Le 20 novembre 2017, la caisse primaire d’assurance maladie de l’Orne (la caisse) a reçu un certificat médical initial 'rectificatif’ daté du 6 octobre 2017 mentionnant que Mme X souffrait d’un syndrome dépressif réactionnel en lien avec un accident du travail du 6 octobre 2017. Un arrêt de travail était prescrit jusqu’au 10 novembre 2017.
Un second certificat médical initial en date du 13 octobre 2017 faisait état d’un 'stress réactionnel (suivi psychologique et médecin du travail)'.
Le 18 octobre 2017, Mme X, par l’intermédiaire d’un délégué syndical, a sollicité son employeur afin qu’il établisse une déclaration d’accident du travail pour l’événement survenu le 6 octobre 2017.
Une déclaration d’accident du travail a ainsi été complétée le 27 octobre 2017 par l’employeur en ces termes:
'- Date: 6 octobre 2017 à 12h30
- Lieu de l’accident : Mission – Le restaurant la Taverne – […]
- Lieu du repas
- Activité de la victime lors de l’accident: Lors du déjeuner d’équipe au restaurant La Taverne
- Nature de l’accident: Mme X s’est emportée suite à un échange avec sa hiérarchie. Son médecin lui a prescrit un arrêt initial pour maladie. Le 16 octobre 2017, elle a bénéficié d’une prolongation en accident du travail et nous a sollicité pour une déclaration
- lettre de réserves motivées
- nature des lésions: non précisée
-horaires de travail le jour de l’accident : 8h30 à 12h / 13h30 à 18 heures
- accident connu le 18 octobre 2017 à 7h38, décrit par la victime'.
Après avoir diligenté une enquête, la caisse a, par décision du 9 février 2018, refusé de prendre en charge cet accident au titre de la législation professionnelle en raison d’une absence de lien de subordination au moment du fait accidentel allégué.
Le 14 février 2018, Mme X a contesté ce refus devant la commission de recours amiable.
Ce refus a été confirmé par décision de la commission du 20 avril 2018, au motif que Mme X n’était pas, lors de ce repas et lors de cet accident, sous la subordination de son employeur.
Le 9 mars 2018, Mme X a été licenciée pour inaptitude.
Elle a ensuite saisi le tribunal des affaires de sécurité sociale d’Alençon de la décision implicite de rejet puis de la décision explicite de rejet de la commission de recours amiable de la caisse.
Par jugement du 31 juillet 2019, le tribunal de grande instance d’Alençon, auquel a été transféré le contentieux de la sécurité sociale à compter du 1er janvier 2019, a :
- débouté Mme X de l’ensemble de ses demandes,
- confirmé en conséquence les décisions de rejet de la commission de recours amiable de la caisse primaire d’assurance maladie de l’Orne saisie d’une demande de prise en charge au titre de la législation professionnelle de l’accident dont Mme X dit avoir été victime le 6 octobre 2017,
- condamné Mme X aux entiers dépens.
Par déclaration du 12 septembre 2019, Mme X a interjeté appel de ce jugement.
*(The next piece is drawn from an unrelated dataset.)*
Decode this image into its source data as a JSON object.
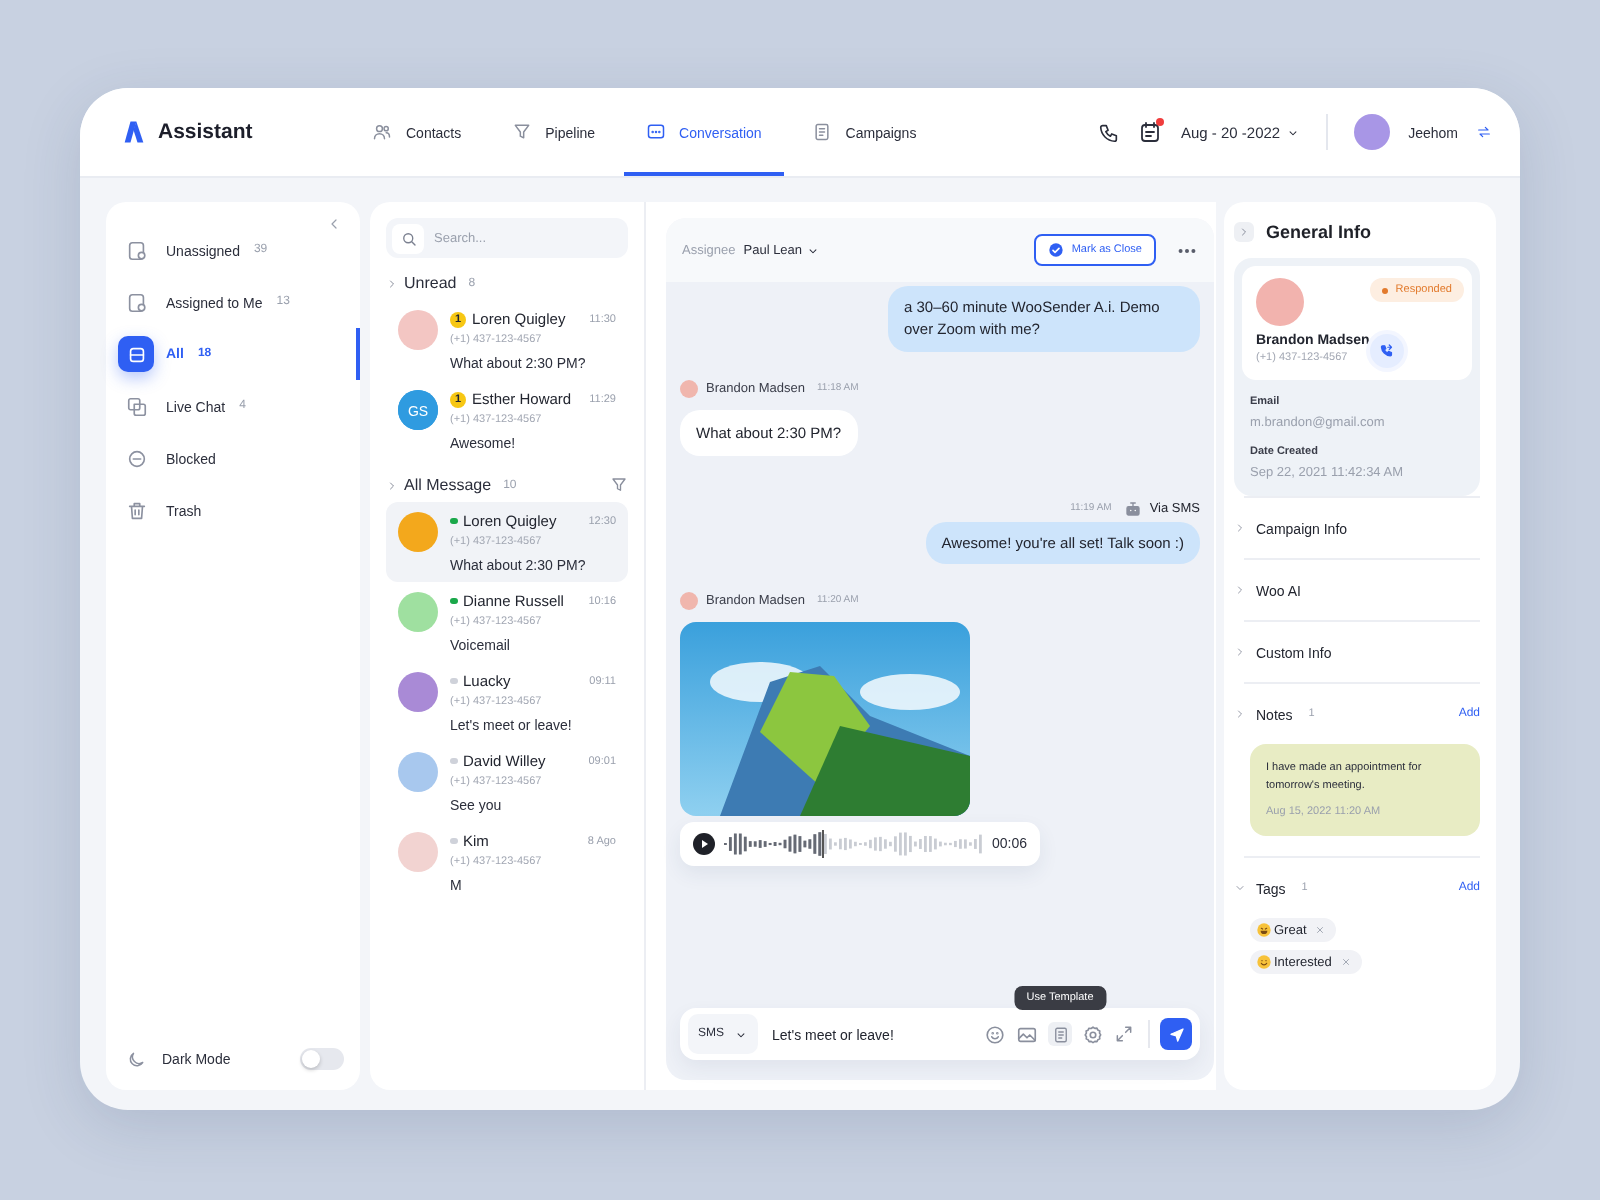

Aux termes de ses conclusions n°2 du 6 janvier 2022, déposées et soutenues oralement à l’audience par son conseil, Mme X demande à la cour:
Vu l’article L 411-1 du code de la sécurité sociale,
- d’infirmer le jugement déféré en ce qu’il a confirmé les décisions de rejet de la commission de recours amiable de la caisse saisie d’une demande de prise en charge au titre de la législation professionnelle de l’accident dont elle a été victime le 6 octobre 2017, l’a déboutée de l’ensemble de ses demandes et l’a condamnée aux dépens,
- d’annuler les décisions implicite et explicite de rejet de la commission de recours amiable de la caisse confirmant le refus de prise en charge de l’accident du 6 octobre 2017,
- de reconnaître le caractère professionnel de l’accident dont elle a été victime le 6 octobre 2017,
- de condamner la caisse primaire d’assurance maladie de l’Orne à lui payer la somme de 3000 euros sur le fondement de l’article 700 du code de procédure civile,
- de condamner la caisse primaire d’assurance maladie de l’Orne aux entiers dépens.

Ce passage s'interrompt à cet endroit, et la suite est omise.